Nippon meets with Mon Valley leaders after Biden rejects U.S. Steel merger

PITTSBURGH (KDKA) — U.S. Steel and Nippon Steel filed lawsuits challenging President Biden's decision to block their proposed merger. Now Nippon's vice chairman is sitting down with multiple mayors in the Mon Valley, trying to determine what to do next.

The mayor says the future of steelmaking in the Mon Valley hangs in the balance, and they say they'll take their case all the way to President-elect Donald Trump. 

Meeting with Takahiro Mori, the soft-spoken vice chairman of Nippon, the mayors of the Mon Valley say the future of steelmaking is at stake, knowing U.S Steel has warned that if the deal doesn't go through, it could begin transferring operations down south and move its headquarters out of Downtown Pittsburgh.

"I saw it before when I worked in Homestead, and I was there when the last man walked out of the mill, and it was devastating," West Mifflin Mayor Chris Kelly said. 

"I need the tax dollars in Clairton," said Clairton Mayor Rich Lattanzi. "My people need the jobs.
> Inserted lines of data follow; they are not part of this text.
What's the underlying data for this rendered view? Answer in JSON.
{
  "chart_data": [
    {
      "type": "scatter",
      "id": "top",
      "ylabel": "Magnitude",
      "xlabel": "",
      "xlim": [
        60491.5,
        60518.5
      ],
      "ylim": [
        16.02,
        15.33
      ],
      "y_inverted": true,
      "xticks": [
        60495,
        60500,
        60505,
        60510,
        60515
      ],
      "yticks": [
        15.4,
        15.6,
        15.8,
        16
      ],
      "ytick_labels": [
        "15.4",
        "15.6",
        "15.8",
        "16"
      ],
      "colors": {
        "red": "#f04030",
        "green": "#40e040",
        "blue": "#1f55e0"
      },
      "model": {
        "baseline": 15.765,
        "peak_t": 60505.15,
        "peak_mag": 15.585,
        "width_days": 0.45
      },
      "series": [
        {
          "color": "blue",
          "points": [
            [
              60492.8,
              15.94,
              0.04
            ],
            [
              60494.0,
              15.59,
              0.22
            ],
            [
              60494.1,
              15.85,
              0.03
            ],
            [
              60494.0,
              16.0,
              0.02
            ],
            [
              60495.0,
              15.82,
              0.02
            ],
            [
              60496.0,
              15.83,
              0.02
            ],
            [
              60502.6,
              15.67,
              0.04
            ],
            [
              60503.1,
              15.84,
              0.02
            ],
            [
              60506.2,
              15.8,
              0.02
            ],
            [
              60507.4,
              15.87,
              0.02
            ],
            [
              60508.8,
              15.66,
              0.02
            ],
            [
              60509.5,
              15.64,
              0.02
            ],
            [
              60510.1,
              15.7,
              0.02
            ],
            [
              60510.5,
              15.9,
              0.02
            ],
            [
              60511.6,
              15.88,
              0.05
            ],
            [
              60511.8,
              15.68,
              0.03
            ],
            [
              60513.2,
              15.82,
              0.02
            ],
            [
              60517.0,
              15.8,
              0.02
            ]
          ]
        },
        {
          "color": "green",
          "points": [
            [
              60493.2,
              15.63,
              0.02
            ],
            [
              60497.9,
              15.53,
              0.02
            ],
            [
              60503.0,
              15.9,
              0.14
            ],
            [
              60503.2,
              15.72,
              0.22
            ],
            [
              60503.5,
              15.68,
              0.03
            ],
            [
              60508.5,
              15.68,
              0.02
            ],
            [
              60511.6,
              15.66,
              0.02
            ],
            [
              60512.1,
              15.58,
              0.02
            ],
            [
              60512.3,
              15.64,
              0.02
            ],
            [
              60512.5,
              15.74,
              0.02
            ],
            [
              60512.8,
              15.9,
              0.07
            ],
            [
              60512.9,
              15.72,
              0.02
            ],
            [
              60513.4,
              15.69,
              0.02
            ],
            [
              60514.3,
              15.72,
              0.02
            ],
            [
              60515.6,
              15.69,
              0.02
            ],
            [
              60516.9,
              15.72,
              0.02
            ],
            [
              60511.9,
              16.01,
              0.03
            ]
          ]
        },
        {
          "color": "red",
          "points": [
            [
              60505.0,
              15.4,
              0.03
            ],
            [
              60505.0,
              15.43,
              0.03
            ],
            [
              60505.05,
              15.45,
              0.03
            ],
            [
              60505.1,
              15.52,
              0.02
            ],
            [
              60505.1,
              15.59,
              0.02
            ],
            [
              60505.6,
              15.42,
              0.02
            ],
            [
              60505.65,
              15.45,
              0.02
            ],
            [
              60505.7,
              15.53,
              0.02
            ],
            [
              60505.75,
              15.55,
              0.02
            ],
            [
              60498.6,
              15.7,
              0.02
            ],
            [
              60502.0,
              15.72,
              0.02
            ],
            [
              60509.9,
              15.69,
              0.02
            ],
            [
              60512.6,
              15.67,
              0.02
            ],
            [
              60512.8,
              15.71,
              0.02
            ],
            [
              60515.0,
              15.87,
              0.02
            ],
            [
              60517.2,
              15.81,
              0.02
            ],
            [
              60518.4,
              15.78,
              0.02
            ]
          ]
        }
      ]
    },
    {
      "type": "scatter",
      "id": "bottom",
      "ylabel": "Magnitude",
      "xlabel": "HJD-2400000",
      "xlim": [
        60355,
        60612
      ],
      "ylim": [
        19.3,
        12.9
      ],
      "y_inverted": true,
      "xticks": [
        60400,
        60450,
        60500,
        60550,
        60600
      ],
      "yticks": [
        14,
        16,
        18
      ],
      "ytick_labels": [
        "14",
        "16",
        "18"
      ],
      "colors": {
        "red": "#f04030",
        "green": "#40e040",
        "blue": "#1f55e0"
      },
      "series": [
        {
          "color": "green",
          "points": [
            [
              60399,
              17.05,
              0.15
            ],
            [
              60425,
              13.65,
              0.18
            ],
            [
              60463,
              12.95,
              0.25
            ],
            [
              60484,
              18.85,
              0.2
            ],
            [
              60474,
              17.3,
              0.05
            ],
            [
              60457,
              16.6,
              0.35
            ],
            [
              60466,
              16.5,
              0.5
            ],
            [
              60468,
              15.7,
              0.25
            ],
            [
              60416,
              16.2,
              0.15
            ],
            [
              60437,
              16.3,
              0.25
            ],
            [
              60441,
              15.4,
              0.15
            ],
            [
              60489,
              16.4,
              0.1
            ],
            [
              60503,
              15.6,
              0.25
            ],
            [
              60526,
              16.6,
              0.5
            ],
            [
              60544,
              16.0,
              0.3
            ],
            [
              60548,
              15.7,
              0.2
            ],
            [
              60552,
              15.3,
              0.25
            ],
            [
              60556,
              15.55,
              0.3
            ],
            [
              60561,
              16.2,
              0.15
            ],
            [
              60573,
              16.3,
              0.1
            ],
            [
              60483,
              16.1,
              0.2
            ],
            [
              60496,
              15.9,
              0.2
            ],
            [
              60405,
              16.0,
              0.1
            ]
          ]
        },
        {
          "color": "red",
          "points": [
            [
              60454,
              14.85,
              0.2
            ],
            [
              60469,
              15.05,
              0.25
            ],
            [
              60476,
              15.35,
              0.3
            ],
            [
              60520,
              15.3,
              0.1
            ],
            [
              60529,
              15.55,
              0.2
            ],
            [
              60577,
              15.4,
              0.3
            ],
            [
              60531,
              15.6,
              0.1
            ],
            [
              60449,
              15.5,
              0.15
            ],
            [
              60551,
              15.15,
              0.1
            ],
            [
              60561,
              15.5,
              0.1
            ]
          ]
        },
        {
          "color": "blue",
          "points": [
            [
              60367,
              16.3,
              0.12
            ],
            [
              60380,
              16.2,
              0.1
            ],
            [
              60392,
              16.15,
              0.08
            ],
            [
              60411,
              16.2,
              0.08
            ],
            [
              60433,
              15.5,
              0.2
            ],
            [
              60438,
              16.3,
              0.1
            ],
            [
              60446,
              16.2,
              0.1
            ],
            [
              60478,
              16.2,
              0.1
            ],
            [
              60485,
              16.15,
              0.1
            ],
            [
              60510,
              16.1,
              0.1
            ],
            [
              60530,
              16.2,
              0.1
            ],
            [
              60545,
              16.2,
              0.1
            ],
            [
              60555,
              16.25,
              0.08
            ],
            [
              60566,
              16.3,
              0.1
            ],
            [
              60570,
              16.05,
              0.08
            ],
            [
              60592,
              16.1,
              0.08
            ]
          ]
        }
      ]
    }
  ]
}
It got a trickle-down effect, so we need to keep the U.S. Steel and Nippon merger here. If not, the Mon Valley is not going to survive." 

Both Nippon and U.S. Steel filed a lawsuit with the federal court of appeals in Washington, D.C., challenging President Biden's authority to reject the deal, saying the president manipulated the review process to keep a promise to United Steelworkers President David McCall.
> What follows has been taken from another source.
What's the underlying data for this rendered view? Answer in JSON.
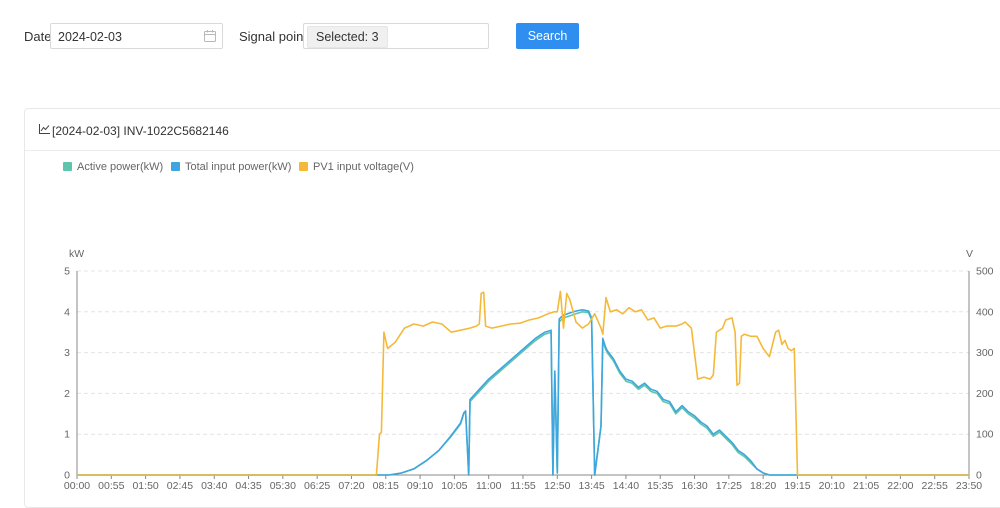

McCall has been against the deal from the start despite broad support from the rank-and-file steelworkers. Both Biden and McCall cited national security as a reason for rejecting the deal.

"We have no doubt that the president's decision was the right one for our members and our national security," McCall said. 

 But in a statement both U.S. Steel and Nippon called it political, saying, "President Biden's Order is the culmination of a months-long campaign to subvert and exploit the United States' national security apparatus for the purpose of keeping a promise made by the President and his advisors to the USW leadership."

The deal was reviewed by a national security panel but the steelmakers called it "a process that was designed to reach a predetermined result: supporting President Biden's political decision." 

But Takahiro Mori says, "I think the facts and the law is on our side, so I think we prevail this litigation." 

Kelly says the mayors will be requesting a meeting with President-elect Donald Trump to try to convince him to drop his opposition to the deal. 

"Asking to sit down and meet with us and spell out what we know as elected officials," Kelly said. 

And so Nippon is pursuing two paths: one through the court and the other through the new administration. The mayors believe if they don't succeed, Pittsburgh's steelmaking legacy will die.